PARIS — Foreign sales of Swiss watches are set to recover in 2010 after falling 22.3 percent last year, amid signs demand for luxury goods is returning in the wake of the global economic downturn, the Federation of the Swiss Watch Industry said Thursday.

December exports fell 7.2 percent, their lowest decline in 2009, to 1.2 billion Swiss francs, or $1.17 billion. This compares with average monthly declines of 20 percent to 33 percent between January and October.

In 2009 as a whole, Swiss watch exports fell to 13.2 billion Swiss francs, or $12.8 billion, their lowest level since 2005, when exports totaled 12.3 billion Swiss francs, or $9.9 billion. Dollar figures are calculated at average exchange rates for the period concerned.

“Signals perceived on the markets indicate that 2010 should see a turnaround for Swiss watch exports.

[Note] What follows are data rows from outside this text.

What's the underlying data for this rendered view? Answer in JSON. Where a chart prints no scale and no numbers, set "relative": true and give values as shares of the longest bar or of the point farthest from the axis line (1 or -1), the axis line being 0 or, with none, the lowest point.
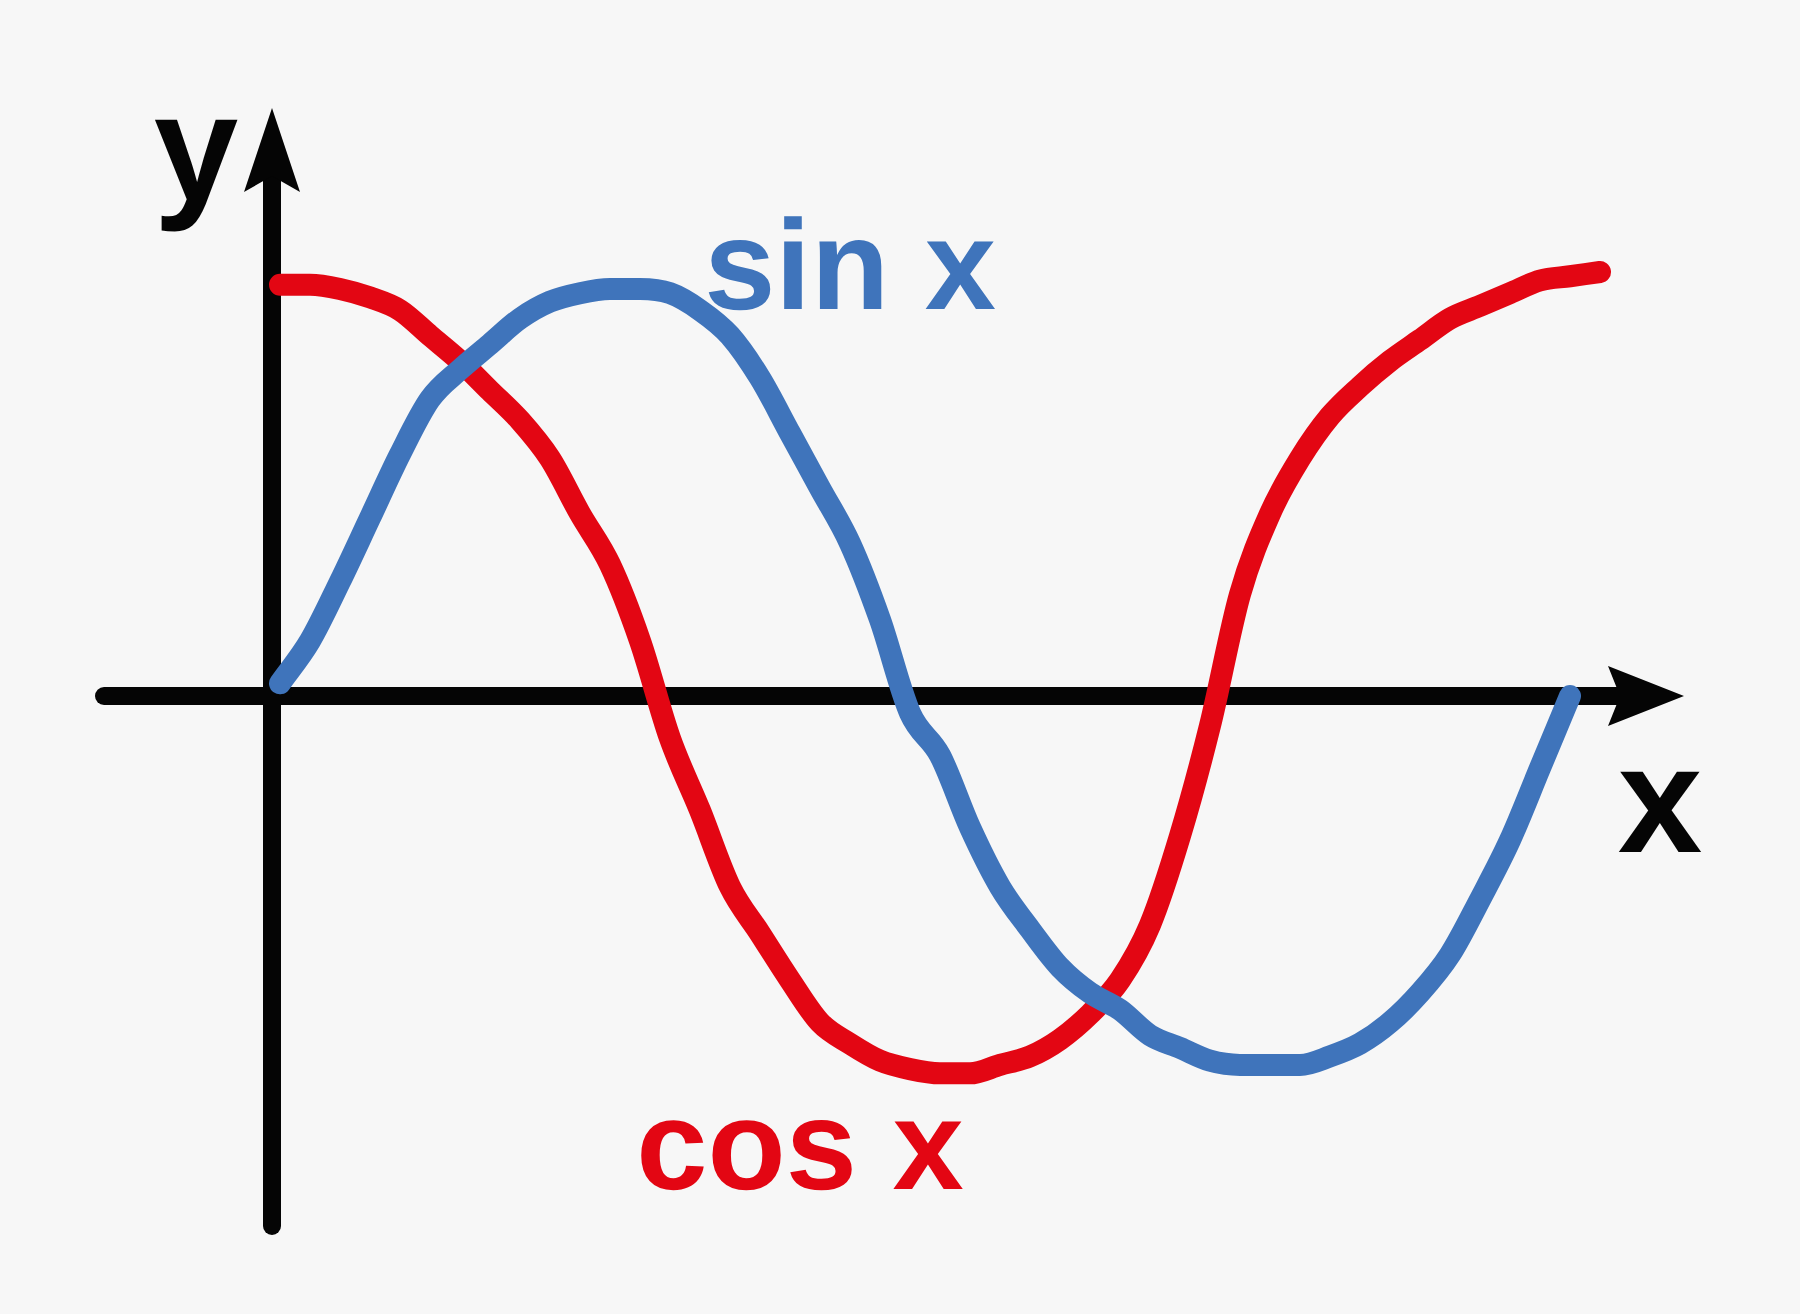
{
  "chart_data": {
    "type": "line",
    "relative": true,
    "xlabel": "x",
    "ylabel": "y",
    "categories": [
      null,
      null,
      null,
      null,
      null,
      null,
      null,
      null,
      null,
      null,
      null,
      null,
      null,
      null,
      null,
      null,
      null,
      null,
      null,
      null,
      null,
      null,
      null,
      null,
      null,
      null,
      null,
      null,
      null,
      null,
      null,
      null,
      null,
      null,
      null,
      null,
      null,
      null,
      null,
      null,
      null,
      null,
      null,
      null,
      null
    ],
    "series": [
      {
        "name": "sin x",
        "color": "#3f74bb",
        "values": [
          0.03,
          0.13,
          0.27,
          0.42,
          0.57,
          0.7,
          0.77,
          0.83,
          0.89,
          0.93,
          0.95,
          0.96,
          0.96,
          0.95,
          0.91,
          0.85,
          0.75,
          0.62,
          0.49,
          0.36,
          0.18,
          -0.04,
          -0.14,
          -0.31,
          -0.45,
          -0.55,
          -0.64,
          -0.7,
          -0.74,
          -0.8,
          -0.83,
          -0.86,
          -0.87,
          -0.87,
          -0.87,
          -0.85,
          -0.82,
          -0.77,
          -0.7,
          -0.61,
          -0.48,
          -0.34,
          -0.17,
          0,
          null
        ]
      },
      {
        "name": "cos x",
        "color": "#e30613",
        "values": [
          0.97,
          0.97,
          0.96,
          0.94,
          0.91,
          0.85,
          0.79,
          0.72,
          0.65,
          0.56,
          0.43,
          0.31,
          0.13,
          -0.1,
          -0.27,
          -0.45,
          -0.56,
          -0.67,
          -0.77,
          -0.82,
          -0.86,
          -0.88,
          -0.89,
          -0.89,
          -0.87,
          -0.85,
          -0.81,
          -0.75,
          -0.67,
          -0.54,
          -0.33,
          -0.07,
          0.24,
          0.43,
          0.56,
          0.66,
          0.73,
          0.79,
          0.84,
          0.89,
          0.92,
          0.95,
          0.98,
          0.99,
          1.0
        ]
      }
    ]
  }
}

It will however be modest and will only really be felt in the second half of the year, when the annualized variation will return to positive rates,” the federation said.

John Cox, watch analyst at Kepler Capital Markets in Zurich, noted the figures lagged behind reports from luxury group Compagnie Financière Richemont and Swiss watchmaker Swatch indicating sales rebounded in the fourth quarter. This suggested the recovery could happen sooner then the federation predicts, he said.

“I think it’s already happening at the retail level. It’s just that the export data are not reflecting it yet,” said Cox, pointing to retail sales figures from Hong Kong, the world’s biggest market for Swiss watches, showing sales of watches and jewelry jumped in December.

Among the top 15 markets worldwide, Thailand performed the worst with a 39 percent drop in sales of Swiss watches, closely followed by the United States, which saw sales plummet 37.9 percent, the federation said. South Korea registered the only increase in sales, with a jump of 35.7 percent.

China remains a key market for 2010, despite seeing sales slide 15.2 percent for 2009 as a whole. “It is in fact one of the rare markets, with Singapore, to have recorded a second half-year of growth,” the federation noted.